Daily Real Estate News | Tuesday, July 26, 2011
New-home sales dropped in June, but a sharp increase in prices and declining inventories may be signs the sluggish new-home market is finally showing signs of rebounding, the Commerce Department reported Tuesday.

Sales of new homes dropped 1 percent in June, reaching an annual rate of 312,000 — less than half the 700,000 rate that most economists consider healthy for the new-home sector. New-home sales fell to record lows in the Northeast and were also particularly sluggish in the West.

The Commerce Department reported 164,000 new homes for sale in June, which is a record low. Taking into account June’s sales pace, the supply of new homes on the market dropped to a 6.3-month supply, the lowest since April 2010.

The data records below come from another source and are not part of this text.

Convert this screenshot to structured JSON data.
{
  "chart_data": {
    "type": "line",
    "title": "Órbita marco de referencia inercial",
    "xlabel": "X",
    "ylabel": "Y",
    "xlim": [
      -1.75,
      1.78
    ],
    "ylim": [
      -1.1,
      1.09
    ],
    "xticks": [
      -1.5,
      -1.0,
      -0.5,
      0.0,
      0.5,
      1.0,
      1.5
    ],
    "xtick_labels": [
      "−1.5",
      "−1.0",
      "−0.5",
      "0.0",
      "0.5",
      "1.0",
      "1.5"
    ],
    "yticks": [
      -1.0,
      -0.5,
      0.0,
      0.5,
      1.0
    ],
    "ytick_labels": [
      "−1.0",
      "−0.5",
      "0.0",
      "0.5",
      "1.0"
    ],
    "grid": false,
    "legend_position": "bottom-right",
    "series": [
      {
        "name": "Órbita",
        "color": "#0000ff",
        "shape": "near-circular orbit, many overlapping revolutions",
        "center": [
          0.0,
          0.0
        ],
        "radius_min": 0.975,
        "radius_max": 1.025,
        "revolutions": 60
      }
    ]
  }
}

However, builders are starting to build more. Last week, the Commerce Department released a report that showed a rebound in June for new building permits — an indication for future building. Also, builders broke ground on more homes in June, with housing starts soaring 14.6 percent last month, marking a six-month high in housing starts.

Meanwhile, the median price of a new home increased to $235,200 in June, up 5.8 percent from May. Compared to June last year, the median price rose 7.2 percent. However, new-homes continue to be considerably higher than previously owned homes. The median price on existing-homes averaged $184,300 in June.